Sonic Legal Spaces

Abstract

This essay explores the contestation and liberatory potential of various sounding and listening practices within the metropolitan area of Chicago, especially in relation to the city as a racialized legal space of segregation, gentrification, and private property. While considering listening in terms of the individual or community is important, we should also consider how the state listens and what disciplinary effects such listening enacts vis-á-vis legal definitions of noise. What counts as sound or noise, far from abstract fact, is determined by social dispositions of taste materialized into cultural preferences that are further concretized into municipal ordinances. While this essay attends to the sonic legal space of the city as regulatory, it also examines the role sound plays in setting up the potential for radical encounters and speculative relationalities. As such, it outlines a form of sonic mutuality that refuses to gloss over the challenges of living in a noisy city while also refusing the state’s authority to transform social disputes into criminal matters.
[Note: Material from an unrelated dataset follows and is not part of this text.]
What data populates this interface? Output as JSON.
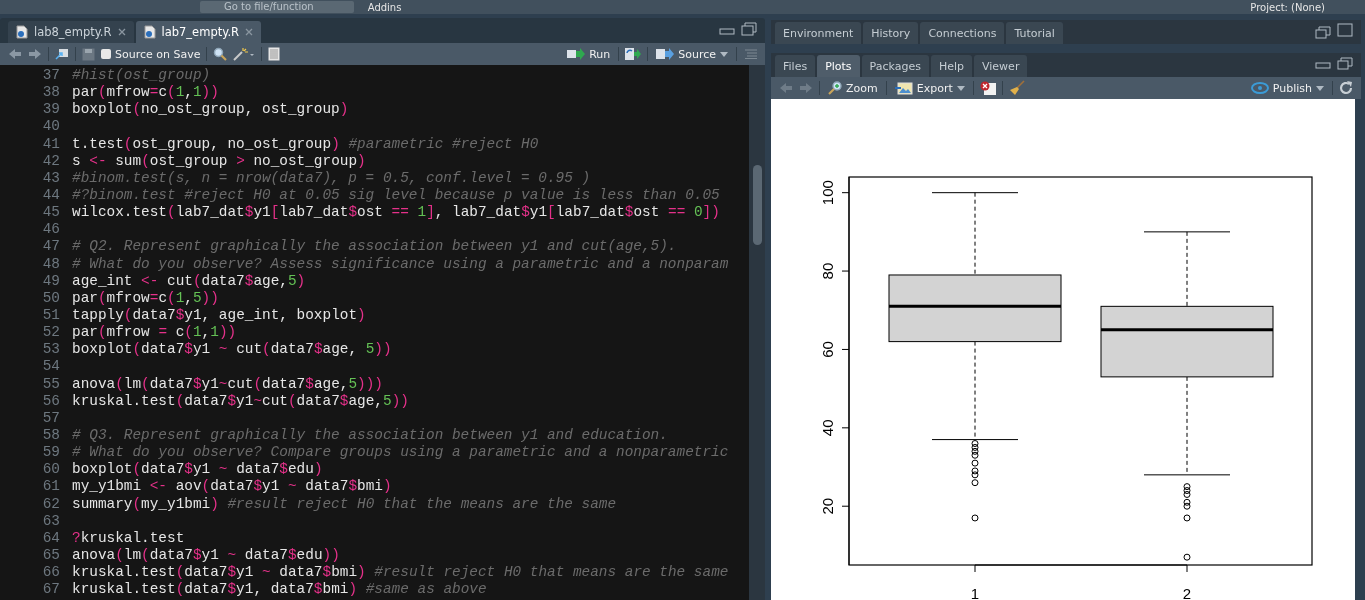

Sonic mutualism requires new orientations to the problem of overlapping sonic desires within the complexities of urban life. How might we understand our sonic dispositions and tastes apart from the territorial logics of capital, property, and control? What might it look like to form extralegal social arrangements that mediate conflicting audio desires beyond criminalization? To ask these types of questions is to challenge the reduction of the city to an abstract zone of commerciality, and instead hear the city as a sonic commons.